True, the IT staff makes the difference, but the management makes the IT staff. Should you be in a hapless IT staff position with a Fortune 1000 company that just focuses on Wall Street metrics, my apologies (I have been there). You can count on the staffing problems to only get worse year over year. Seriously, you should consider changing jobs -- and that is where the particular DBMS comes into play.
I started out as a mainframe DBA going back to the 1980s (hierarchical databases). I went on to mainframe DB2, Unix, and SQL Server. The best change I made was leaving Big Iron. Why? Not because of the technology.

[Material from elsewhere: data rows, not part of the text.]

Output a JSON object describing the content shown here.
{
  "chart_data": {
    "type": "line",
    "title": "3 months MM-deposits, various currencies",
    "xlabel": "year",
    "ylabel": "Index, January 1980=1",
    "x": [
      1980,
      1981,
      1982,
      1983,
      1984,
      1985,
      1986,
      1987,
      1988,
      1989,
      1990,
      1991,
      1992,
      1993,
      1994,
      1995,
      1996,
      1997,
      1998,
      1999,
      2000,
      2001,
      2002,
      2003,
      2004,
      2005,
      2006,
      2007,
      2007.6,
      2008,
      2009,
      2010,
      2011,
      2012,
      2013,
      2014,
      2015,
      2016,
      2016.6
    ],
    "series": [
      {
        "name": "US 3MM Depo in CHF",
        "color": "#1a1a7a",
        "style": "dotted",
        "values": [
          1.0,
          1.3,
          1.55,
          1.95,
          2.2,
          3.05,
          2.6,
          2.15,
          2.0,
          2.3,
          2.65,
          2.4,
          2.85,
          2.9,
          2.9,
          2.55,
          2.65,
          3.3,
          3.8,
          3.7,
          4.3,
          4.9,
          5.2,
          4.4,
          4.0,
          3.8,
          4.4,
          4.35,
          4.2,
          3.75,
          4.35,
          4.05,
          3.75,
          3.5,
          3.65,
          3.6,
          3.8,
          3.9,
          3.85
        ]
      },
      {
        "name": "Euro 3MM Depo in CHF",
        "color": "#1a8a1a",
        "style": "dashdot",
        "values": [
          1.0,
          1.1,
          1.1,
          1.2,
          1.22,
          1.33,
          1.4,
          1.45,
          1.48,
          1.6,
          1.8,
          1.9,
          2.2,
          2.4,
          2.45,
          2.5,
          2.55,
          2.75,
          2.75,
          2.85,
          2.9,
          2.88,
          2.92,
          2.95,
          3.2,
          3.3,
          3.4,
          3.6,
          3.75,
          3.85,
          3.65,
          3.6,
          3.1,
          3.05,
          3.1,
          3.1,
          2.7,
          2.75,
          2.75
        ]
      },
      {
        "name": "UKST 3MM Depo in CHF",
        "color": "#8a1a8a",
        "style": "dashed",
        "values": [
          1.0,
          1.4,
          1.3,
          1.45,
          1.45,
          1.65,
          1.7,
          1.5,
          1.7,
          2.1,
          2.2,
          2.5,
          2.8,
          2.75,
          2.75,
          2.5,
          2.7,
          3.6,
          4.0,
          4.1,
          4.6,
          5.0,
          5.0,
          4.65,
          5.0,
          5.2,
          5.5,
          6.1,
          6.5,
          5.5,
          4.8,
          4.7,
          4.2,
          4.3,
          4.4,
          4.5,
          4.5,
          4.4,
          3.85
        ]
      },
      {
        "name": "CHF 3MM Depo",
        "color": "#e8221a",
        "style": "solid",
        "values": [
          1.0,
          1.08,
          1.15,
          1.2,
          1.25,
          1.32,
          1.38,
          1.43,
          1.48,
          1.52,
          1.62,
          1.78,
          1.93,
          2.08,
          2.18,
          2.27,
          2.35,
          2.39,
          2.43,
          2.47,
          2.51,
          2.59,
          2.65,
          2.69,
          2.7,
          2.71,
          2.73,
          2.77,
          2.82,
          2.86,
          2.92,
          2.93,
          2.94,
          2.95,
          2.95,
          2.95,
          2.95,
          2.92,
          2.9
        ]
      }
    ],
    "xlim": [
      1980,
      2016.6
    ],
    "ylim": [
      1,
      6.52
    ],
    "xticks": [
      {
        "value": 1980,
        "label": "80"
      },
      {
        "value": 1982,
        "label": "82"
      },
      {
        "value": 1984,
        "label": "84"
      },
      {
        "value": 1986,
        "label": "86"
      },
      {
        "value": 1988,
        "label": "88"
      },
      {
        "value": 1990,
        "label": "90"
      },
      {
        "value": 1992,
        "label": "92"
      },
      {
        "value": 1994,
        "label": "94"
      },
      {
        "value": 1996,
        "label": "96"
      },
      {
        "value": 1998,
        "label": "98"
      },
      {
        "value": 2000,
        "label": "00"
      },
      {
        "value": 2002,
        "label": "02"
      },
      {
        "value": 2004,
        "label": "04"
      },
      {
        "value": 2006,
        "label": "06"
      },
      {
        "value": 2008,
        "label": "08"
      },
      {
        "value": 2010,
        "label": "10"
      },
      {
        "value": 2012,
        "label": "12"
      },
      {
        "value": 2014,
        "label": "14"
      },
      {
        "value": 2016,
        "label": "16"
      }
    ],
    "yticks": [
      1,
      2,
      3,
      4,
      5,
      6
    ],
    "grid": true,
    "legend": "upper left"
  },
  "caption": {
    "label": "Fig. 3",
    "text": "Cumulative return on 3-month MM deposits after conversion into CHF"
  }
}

DB2 is by far has the greatest ability to scale, has true continuous availability (I don't play games with the definition of "24x7"), and simplicity. The reason I left it was it is a victim of its own success.
Big companies use mainframes (the market is actually growing in the Far East and south Asia) and big companies are getting more and more oppressive. More and more (including our favorite software vendor) have adopted the "rank and yank" approach to the annual performance review. Ranking has been around forever as a management requisite, but it is the yanking that is being now being crudely done. In the name of quality, management has to rate a certain percentage of the staff as under-performers. After a couple of years of this, you are let go (to meet Wall Street financial targets). The problem is it works just the opposite -- it generates mediocrity.
If you are locked into the mainframe, you will probably be locked into the "rank and yank" for the rest of your career because you will only change to another large company with the same mentality. If you are locked into Unix, you still might find this happening, but less so. If you are in SQL Server, there are plenty of small to medium companies to go to.
Am I cynical? Not really. I am really trying to give you some options. Smaller companies are more personality based (rather than process-model based), so you will have to find the company that matches your personality. Once you do, I think you will make the most out of you database career. Afterwards, you will probably agree with me that the platform really doesn't make that much difference.